Florida continues to score well in an annual ranking of charter school laws in states around the country. It keeps its eighth-in-the-nation ranking in the latest analysis of state charter school laws released by the National Alliance for Public Charter Schools, and its score remains the same after a year in which state charter laws didn’t see major changes.
The state gets high marks for not placing caps on the number of charter schools allowed. It also scores well for balancing autonomy and accountability, and for having an appeals process for schools whose applications are rejected.
The report notes two areas where Florida could improve its standing: Funding equity, and authorizer accountability. Constitutional and funding constraints mean making improvements in those areas could require some creativity.
The issue of accountability for charter school authorizers has also been raised by the National Association of Charter School Authorizers, a group aiming to improve the quality of charter schools.
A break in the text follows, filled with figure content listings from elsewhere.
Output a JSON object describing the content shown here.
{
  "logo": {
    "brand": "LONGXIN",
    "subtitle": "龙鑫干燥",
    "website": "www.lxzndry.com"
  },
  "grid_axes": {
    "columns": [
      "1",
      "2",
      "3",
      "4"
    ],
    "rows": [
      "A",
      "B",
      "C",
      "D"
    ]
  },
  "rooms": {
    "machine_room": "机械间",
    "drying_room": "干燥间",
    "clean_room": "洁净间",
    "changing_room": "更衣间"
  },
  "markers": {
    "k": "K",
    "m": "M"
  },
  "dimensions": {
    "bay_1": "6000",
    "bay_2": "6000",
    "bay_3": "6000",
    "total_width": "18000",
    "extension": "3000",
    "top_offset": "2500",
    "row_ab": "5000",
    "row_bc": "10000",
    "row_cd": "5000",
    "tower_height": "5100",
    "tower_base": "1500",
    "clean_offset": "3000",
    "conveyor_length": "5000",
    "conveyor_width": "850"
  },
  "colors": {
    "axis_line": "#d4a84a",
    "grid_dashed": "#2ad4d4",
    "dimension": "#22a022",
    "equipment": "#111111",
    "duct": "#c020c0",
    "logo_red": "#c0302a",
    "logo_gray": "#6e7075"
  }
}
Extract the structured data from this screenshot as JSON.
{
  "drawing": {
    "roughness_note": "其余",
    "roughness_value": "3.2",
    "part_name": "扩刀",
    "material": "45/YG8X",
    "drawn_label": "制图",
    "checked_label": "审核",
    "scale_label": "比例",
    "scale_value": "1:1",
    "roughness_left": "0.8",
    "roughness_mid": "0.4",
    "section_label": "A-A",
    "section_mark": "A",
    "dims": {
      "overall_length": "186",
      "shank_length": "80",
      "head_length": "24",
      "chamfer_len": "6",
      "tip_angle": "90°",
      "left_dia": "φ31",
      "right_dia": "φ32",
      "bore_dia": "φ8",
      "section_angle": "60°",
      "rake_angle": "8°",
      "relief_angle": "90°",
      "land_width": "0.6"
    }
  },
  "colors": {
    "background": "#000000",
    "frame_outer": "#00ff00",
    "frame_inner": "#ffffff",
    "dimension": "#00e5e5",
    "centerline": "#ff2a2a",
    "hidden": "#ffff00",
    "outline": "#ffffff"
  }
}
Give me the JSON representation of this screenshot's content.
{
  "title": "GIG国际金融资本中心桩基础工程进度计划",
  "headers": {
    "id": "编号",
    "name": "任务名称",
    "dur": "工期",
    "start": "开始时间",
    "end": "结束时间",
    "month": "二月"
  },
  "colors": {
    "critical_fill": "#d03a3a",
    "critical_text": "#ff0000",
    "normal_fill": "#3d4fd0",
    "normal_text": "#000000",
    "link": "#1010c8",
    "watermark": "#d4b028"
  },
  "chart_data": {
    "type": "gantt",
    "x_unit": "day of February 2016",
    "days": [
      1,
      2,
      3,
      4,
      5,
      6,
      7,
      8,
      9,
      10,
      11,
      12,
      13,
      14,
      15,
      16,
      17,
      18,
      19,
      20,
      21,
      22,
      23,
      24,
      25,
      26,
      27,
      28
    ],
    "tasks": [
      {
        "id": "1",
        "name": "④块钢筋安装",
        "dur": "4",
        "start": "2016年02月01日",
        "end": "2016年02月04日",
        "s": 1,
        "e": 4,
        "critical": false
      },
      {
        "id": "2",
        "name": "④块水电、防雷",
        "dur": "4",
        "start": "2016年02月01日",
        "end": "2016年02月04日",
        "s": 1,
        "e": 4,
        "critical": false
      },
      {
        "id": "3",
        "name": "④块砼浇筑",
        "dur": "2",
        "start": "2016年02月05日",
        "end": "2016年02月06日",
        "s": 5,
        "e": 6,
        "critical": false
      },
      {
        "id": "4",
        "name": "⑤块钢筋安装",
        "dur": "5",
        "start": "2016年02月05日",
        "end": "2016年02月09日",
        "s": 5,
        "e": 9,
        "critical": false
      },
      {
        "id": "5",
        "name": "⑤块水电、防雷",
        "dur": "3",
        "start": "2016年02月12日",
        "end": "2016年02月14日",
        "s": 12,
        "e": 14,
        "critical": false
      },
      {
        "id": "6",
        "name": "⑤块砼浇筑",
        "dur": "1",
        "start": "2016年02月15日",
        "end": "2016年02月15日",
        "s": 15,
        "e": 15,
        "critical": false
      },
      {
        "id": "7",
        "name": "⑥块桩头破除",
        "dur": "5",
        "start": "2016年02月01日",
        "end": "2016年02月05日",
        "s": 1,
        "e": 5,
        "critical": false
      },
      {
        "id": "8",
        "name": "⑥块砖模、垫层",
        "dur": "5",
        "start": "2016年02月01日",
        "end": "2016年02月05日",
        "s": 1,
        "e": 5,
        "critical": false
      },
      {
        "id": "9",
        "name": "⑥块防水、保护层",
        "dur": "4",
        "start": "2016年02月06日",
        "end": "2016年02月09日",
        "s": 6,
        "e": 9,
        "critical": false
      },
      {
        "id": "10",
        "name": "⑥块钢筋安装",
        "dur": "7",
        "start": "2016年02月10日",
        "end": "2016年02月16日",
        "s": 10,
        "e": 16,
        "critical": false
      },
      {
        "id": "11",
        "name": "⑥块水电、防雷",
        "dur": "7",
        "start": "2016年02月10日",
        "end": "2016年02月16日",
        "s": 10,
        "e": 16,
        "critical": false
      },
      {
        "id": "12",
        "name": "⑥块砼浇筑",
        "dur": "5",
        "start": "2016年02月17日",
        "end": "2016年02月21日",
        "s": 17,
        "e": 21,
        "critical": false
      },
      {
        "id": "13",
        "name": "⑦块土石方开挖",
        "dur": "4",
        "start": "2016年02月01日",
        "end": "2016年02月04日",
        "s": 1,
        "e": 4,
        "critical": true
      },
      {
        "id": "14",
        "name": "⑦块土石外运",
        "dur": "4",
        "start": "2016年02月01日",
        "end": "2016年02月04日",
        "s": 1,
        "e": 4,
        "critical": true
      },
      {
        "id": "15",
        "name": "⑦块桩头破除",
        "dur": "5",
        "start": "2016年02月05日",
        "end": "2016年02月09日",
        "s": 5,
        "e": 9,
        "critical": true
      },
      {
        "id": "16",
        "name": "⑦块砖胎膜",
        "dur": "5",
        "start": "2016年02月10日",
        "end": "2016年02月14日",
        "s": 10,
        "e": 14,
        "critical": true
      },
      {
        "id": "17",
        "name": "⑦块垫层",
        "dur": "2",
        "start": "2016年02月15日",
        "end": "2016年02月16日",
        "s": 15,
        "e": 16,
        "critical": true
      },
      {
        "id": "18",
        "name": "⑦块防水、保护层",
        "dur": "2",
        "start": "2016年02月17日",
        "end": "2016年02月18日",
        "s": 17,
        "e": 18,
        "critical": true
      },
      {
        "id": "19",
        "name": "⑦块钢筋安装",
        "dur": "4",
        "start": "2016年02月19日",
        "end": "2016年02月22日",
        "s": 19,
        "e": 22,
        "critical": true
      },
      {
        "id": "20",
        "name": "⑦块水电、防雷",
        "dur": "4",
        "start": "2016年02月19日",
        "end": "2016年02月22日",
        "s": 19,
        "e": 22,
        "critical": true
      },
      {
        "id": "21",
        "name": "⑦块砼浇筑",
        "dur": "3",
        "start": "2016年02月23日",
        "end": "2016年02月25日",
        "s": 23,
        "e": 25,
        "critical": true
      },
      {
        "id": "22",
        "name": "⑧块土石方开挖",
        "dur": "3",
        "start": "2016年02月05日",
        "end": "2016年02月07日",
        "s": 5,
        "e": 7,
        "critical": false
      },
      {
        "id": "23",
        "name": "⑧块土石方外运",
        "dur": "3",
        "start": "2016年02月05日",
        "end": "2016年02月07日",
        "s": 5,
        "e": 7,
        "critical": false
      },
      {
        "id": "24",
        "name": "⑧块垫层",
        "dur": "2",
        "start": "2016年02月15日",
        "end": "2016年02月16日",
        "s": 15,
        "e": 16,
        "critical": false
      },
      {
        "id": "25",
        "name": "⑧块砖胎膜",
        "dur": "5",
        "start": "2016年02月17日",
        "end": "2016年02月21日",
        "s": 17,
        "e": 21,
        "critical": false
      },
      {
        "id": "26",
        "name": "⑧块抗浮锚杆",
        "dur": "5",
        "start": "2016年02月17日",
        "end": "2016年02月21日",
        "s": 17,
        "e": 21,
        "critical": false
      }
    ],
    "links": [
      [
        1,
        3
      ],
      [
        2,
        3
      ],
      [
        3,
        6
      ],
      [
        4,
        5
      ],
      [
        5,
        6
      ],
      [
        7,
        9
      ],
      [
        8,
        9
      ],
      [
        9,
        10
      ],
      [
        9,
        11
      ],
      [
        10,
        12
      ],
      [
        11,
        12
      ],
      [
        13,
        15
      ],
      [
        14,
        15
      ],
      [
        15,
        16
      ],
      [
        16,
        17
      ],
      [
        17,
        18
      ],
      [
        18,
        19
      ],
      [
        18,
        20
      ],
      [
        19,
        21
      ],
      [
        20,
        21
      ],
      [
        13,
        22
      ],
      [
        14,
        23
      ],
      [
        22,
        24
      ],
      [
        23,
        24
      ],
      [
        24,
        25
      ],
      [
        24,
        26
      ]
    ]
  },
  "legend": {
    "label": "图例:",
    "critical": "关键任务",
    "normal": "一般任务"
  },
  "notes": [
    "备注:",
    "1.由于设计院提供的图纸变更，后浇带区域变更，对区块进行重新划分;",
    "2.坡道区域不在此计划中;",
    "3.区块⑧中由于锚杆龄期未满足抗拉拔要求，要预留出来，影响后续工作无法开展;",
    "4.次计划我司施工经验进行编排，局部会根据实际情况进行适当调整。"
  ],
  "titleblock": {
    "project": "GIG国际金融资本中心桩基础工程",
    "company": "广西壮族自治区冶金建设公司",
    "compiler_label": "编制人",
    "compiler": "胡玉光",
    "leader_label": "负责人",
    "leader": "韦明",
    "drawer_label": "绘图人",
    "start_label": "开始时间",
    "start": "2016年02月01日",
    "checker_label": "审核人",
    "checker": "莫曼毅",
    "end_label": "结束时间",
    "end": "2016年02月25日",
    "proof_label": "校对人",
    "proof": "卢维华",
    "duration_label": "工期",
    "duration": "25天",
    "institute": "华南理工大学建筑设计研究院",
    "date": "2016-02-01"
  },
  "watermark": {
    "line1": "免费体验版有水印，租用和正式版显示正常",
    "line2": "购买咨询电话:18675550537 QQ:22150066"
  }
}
The trouble in Florida is that school districts are, by and large, the only game in town when it comes to authorizing (a handful of charter schools are authorized by universities). The state constitution gives school boards the authority to regulate all public schools within their districts, making it harder to create alternative authorizers such as a board run by the state.
That hasn’t stopped state officials from taking some steps to improve district authorizing by creating guidelines for charter school oversight. The authorizers association had additional suggestions, like requiring the state to publish annual reports on the performance of the charters each school board approves.
The charter alliance’s report also suggests Florida provide “equitable access to capital funding and facilities.” This has been the topic of heated legislative debates and contentious state commissions, but charters still rely on year-by-year appropriations through the state’s Public Education Capital Outlay. This pits them in yearly lobbying battles with colleges and universities (which, like charters, can’t levy taxes) and school districts (which can levy local taxes to pay for school facilities, but often have older buildings and more stringent building specifications, class-size limits, and the like).
Charter school advocates have said they need a reliable source of revenue that will remain steady year over year. Some school district leaders have agreed they would prefer not to have to compete with charters for scarce facilities funding each year. But the question remains: What should the source of that funding be?
The answer isn’t obvious, and the report makes clear that facilities funding is a challenge for charter schools around the country. It’s even an issue in Minnesota, the state with the top-ranked charter school laws.